If Lady Madonna isn't up to meeting her daughter, couldn't someone in Lady Madonna's family, or a trusted friend, or a clergy member, have the generosity of spirit to sit down with this young woman and 1) let her know about her birth mother as a person and 2) explain why her birth mother wasn't up to seeing her and reliving something that had been such a terrible ordeal?
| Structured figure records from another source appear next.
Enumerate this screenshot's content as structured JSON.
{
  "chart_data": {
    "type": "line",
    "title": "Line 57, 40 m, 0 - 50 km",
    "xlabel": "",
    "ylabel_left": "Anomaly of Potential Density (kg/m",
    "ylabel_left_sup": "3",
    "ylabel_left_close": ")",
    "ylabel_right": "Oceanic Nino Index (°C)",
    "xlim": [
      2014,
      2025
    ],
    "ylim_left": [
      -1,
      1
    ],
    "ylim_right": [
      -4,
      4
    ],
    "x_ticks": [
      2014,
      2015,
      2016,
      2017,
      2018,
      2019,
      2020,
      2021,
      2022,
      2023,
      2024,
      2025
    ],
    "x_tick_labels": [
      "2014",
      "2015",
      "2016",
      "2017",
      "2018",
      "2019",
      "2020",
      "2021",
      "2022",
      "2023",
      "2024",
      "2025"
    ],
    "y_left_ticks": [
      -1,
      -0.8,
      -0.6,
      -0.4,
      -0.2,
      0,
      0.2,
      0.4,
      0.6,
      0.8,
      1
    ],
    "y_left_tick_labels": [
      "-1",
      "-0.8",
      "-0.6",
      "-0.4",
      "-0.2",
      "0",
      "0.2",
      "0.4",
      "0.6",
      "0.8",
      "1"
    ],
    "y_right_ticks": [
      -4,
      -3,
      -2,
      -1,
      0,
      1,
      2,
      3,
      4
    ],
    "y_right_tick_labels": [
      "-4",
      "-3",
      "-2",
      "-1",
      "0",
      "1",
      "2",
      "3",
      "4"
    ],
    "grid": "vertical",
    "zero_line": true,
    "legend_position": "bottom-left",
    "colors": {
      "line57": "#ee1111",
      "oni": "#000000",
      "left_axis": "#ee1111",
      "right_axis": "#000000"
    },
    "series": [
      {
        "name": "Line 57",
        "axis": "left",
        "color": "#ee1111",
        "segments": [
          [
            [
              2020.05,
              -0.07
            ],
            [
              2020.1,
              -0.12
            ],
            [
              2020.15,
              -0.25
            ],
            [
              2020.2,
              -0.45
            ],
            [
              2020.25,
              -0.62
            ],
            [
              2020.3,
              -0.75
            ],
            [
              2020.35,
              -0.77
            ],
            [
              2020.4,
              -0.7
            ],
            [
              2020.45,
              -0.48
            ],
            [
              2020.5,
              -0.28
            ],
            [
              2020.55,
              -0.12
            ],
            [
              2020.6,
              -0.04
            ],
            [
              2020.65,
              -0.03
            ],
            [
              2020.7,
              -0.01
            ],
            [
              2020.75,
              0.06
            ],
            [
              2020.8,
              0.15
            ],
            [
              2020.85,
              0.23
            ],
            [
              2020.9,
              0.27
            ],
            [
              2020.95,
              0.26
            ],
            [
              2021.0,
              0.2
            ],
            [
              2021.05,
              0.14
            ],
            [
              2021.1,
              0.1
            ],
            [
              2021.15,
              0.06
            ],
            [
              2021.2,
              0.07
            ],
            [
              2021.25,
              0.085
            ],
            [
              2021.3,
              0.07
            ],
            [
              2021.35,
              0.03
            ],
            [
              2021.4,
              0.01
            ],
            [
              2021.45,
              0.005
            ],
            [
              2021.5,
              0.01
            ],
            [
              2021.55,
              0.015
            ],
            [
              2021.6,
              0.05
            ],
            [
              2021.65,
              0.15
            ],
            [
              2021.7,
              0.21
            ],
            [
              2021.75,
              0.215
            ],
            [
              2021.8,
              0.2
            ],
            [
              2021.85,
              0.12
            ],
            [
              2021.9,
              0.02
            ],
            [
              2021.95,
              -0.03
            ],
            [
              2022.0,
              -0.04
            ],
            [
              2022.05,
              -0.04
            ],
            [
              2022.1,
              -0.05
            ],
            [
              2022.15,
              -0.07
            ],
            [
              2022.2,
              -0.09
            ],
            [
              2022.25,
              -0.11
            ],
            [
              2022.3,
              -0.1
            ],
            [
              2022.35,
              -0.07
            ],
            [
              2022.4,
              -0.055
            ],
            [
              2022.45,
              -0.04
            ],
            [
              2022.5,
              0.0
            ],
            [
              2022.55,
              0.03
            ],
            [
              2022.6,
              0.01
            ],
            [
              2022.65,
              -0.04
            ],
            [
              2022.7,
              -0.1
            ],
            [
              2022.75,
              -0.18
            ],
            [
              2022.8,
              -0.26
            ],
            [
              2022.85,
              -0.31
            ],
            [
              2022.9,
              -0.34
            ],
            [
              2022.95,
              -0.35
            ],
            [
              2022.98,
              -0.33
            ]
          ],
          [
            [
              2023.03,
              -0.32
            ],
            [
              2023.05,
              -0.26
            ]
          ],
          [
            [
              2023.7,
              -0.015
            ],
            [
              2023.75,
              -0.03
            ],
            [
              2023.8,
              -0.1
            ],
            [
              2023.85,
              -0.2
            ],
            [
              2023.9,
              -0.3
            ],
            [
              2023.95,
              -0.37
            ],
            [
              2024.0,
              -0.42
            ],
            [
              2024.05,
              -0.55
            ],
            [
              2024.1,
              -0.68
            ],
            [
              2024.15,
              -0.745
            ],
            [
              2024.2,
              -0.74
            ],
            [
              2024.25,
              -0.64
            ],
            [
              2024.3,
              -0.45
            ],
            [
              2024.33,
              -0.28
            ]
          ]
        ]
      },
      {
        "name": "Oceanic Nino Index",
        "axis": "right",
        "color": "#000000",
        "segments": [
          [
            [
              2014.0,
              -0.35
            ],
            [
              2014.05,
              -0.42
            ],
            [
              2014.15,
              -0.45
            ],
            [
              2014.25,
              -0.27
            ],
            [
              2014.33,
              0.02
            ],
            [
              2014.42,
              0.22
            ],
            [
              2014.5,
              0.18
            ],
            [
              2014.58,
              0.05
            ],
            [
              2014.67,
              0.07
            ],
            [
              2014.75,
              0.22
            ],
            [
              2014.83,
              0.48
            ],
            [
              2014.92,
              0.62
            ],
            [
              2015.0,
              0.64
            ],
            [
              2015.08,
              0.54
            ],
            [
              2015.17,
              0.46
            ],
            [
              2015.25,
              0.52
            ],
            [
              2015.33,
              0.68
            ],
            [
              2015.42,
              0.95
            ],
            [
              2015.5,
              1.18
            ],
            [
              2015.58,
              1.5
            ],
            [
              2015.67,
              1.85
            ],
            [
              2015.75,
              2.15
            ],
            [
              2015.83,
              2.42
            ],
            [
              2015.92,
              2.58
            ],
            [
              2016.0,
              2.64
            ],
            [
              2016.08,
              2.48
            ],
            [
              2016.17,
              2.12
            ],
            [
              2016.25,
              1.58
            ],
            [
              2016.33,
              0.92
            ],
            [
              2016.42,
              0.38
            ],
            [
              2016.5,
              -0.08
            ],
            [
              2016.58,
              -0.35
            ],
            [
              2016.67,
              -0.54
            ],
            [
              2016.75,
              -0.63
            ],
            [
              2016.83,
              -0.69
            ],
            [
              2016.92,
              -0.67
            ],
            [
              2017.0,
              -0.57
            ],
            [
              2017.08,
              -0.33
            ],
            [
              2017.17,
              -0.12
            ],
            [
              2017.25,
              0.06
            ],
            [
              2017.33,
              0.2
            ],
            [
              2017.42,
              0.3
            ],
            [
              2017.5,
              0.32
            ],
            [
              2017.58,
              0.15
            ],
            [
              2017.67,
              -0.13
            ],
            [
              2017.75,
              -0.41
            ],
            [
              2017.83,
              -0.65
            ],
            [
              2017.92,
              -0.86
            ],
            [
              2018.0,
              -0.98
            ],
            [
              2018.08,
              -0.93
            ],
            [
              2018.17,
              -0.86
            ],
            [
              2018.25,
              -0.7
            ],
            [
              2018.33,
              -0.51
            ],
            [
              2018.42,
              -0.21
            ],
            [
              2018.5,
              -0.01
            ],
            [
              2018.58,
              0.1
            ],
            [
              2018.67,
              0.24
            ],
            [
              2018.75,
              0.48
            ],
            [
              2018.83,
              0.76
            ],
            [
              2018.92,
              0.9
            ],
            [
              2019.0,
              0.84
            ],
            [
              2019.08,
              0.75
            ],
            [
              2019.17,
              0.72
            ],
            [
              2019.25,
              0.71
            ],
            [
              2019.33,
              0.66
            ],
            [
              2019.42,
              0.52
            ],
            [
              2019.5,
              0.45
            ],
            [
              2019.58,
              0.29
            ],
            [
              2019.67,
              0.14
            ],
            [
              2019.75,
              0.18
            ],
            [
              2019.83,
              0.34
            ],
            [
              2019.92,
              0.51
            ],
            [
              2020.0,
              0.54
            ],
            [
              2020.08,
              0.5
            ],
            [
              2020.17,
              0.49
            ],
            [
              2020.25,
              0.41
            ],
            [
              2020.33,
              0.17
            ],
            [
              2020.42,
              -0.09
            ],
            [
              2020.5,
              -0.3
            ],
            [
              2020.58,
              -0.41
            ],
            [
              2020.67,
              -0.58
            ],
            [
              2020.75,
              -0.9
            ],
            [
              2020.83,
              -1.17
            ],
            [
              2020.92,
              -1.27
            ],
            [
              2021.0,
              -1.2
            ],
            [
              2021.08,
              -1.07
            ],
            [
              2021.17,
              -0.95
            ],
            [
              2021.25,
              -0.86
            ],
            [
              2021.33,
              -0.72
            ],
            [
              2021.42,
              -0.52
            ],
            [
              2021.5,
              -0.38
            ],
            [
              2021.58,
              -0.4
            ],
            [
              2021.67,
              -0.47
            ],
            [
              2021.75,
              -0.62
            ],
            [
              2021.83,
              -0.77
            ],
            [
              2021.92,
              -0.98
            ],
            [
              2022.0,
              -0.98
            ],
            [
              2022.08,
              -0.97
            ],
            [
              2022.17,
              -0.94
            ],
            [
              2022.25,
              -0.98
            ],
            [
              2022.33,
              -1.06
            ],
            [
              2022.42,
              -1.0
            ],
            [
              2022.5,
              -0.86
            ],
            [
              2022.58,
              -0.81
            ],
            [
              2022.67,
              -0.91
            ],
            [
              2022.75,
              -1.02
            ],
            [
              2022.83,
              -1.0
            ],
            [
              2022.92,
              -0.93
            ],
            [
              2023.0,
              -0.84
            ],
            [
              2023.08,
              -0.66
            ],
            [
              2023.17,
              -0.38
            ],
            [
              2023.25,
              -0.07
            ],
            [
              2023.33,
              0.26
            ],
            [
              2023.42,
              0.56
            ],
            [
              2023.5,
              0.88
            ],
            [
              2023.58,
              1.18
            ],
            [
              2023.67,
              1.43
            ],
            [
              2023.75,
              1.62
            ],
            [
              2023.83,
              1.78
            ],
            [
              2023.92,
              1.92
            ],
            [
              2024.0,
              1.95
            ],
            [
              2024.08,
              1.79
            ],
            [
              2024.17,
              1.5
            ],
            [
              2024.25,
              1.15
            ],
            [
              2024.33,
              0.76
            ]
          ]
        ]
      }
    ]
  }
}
Couldn't someone be adult and really understand that the adopted daughter has never been given the choice of any rights? Isn't it possible for one moment for Lady Madonna to step back and see that the rest of her life has been very blessed and that perhaps now would be a good time to face her demons and try to finally heal?

-- M. Balmer

Cary's advice to the rape victim was only half right. She should tell the woman the circumstances of her birth and say this is one reason she does not want to see her. The daughter deserves to know. Also the daughter is putting herself and her daughter in danger by living with this man. The letter author should adamantly refuse to see the daughter as Cary suggested but also should say why.

-- Name Withheld

I am deeply disappointed with Carry Tennis's advice to Lady Madonna. He suggests that taking action that could potentially save her daughter's life is "the stuff of novels" and that she should abdicate her responsibility in this matter and do what is more convenient and comfortable for herself. This advice is utterly reprehensible and borderline criminal. When her daughter's body is dredged from the bottom of a lake, she sit can back, satisfied that she didn't have to go through the horrible stress of warning her. The stuff of novels, indeed.

-- Zack Leven

I'm concerned about the advice Cary Tennis gave to the woman impregnated by her rapist in his May 6 column. He told the woman not to give the daughter she gave up for adoption the key information that the man her adopted daughter was now living with was not only her biological father but also a rapist. Simply telling her that he is a "dangerous man" is not enough, especially with a child (her biological granddaughter) living under the same roof. She should tell her daughter the truth in a letter. Devastating as this news may be to the woman, the information is less potentially devastating than living in the same house as a rapist, where real harm could befall her or the child. She deserves to know.